Deprecated since version 1.0.0: This module is deprecated and will be removed in v2.0.0. Please use the modern VisualizationManager class instead:
from deepcausalmmm.core.visualization import VisualizationManager
viz_manager = VisualizationManager(config) viz_manager.create_dag_network_plot(…) viz_manager.create_dag_heatmap_plot(…)

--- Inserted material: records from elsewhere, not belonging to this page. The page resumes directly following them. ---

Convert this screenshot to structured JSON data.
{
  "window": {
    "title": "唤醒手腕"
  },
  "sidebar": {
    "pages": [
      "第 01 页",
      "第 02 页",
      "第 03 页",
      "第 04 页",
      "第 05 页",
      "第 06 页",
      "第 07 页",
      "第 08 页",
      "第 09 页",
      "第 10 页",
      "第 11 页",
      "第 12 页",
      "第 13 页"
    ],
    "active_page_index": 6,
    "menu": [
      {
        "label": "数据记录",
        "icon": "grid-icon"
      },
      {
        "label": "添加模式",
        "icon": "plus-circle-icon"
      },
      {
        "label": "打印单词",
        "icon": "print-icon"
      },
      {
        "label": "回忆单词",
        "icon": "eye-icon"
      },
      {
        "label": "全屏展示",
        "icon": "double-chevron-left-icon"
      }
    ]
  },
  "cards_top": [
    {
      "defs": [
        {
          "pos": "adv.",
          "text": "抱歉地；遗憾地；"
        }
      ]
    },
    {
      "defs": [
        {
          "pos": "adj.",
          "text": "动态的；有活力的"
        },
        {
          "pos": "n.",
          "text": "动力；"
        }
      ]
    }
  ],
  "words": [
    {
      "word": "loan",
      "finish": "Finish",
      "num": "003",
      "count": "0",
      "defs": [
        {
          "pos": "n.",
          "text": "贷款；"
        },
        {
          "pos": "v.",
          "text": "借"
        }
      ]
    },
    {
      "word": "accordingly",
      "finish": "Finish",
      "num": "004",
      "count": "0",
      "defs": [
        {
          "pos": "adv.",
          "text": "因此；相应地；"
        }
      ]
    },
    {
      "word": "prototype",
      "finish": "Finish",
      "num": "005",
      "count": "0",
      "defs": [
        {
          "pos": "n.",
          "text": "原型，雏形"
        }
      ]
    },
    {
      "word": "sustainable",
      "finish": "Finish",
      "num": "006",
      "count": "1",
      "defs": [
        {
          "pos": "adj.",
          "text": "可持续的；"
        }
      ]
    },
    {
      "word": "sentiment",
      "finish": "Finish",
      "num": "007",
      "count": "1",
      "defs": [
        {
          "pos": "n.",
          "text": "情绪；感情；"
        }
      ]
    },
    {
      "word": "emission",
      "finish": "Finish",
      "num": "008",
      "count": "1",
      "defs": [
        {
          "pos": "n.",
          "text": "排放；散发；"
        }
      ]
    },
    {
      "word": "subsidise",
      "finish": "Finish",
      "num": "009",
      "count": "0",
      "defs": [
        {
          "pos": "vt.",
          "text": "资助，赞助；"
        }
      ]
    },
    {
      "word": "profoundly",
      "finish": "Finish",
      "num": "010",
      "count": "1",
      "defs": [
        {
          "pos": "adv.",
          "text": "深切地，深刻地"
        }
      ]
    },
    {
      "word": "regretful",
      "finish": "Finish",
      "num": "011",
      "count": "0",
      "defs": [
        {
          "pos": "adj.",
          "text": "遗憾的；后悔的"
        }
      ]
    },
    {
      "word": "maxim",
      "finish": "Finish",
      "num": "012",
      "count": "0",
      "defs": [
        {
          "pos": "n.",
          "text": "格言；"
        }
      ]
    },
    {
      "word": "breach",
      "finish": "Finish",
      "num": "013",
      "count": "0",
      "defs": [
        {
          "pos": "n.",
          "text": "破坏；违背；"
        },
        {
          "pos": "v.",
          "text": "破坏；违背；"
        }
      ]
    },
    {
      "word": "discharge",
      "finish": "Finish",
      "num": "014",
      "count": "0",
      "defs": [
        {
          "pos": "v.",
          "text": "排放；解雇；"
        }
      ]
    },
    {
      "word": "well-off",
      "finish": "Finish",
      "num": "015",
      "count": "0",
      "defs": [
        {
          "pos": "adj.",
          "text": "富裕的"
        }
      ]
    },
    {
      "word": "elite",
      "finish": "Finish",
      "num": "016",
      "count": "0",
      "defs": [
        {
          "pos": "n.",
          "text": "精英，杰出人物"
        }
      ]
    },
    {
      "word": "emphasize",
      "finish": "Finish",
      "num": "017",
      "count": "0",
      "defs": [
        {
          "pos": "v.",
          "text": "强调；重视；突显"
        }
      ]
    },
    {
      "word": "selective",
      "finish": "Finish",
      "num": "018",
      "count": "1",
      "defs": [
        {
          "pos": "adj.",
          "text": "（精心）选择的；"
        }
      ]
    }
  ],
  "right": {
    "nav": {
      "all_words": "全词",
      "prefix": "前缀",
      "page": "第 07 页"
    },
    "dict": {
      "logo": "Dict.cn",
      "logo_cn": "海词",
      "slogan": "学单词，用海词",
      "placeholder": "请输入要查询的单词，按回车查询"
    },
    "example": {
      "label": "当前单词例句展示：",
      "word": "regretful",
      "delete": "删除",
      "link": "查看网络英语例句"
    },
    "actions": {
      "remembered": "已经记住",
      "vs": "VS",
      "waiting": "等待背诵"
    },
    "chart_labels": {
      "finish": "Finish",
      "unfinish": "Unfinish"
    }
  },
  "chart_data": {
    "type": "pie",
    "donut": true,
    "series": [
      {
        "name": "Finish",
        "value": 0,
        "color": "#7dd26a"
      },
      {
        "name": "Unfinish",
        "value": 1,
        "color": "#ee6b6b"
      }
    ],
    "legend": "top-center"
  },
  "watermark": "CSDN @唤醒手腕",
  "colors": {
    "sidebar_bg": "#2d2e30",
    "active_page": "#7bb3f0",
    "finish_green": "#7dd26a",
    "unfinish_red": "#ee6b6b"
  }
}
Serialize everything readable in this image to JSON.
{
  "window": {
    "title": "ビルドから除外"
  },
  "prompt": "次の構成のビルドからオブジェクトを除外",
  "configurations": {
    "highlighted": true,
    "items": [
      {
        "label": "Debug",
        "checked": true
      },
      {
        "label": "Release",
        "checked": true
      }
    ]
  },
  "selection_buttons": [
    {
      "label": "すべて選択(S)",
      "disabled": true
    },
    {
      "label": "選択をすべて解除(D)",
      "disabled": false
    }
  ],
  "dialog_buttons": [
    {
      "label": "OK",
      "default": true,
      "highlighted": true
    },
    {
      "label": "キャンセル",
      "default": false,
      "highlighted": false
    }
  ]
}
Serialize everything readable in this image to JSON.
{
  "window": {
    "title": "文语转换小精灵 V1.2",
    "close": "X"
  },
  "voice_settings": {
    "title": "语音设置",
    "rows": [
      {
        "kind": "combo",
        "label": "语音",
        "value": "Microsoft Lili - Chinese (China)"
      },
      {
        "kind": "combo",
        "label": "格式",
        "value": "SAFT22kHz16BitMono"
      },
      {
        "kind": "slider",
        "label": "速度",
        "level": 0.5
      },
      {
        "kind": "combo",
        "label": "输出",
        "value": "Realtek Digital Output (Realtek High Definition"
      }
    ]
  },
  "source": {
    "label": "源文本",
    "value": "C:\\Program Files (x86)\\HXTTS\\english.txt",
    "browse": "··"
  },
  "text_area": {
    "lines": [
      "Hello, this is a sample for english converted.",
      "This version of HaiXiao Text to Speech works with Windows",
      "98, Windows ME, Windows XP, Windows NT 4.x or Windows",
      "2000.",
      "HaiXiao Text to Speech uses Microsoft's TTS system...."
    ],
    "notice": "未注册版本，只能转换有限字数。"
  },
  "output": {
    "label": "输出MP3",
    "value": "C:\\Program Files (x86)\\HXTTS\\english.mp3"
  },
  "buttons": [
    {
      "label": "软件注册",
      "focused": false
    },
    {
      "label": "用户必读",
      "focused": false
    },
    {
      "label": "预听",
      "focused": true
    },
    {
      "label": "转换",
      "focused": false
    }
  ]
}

- deepcausalmmm.postprocess.dag_postprocess.plot_dag_structure(adjacency_matrix: Tensor, channel_names: List[str] | None = None, threshold: float = 0.1, title: str = 'Media Channel DAG Structure') Figure[source]
Deprecated since version 1.0.0: This function is deprecated. Use VisualizationManager.create_dag_network_plot() instead.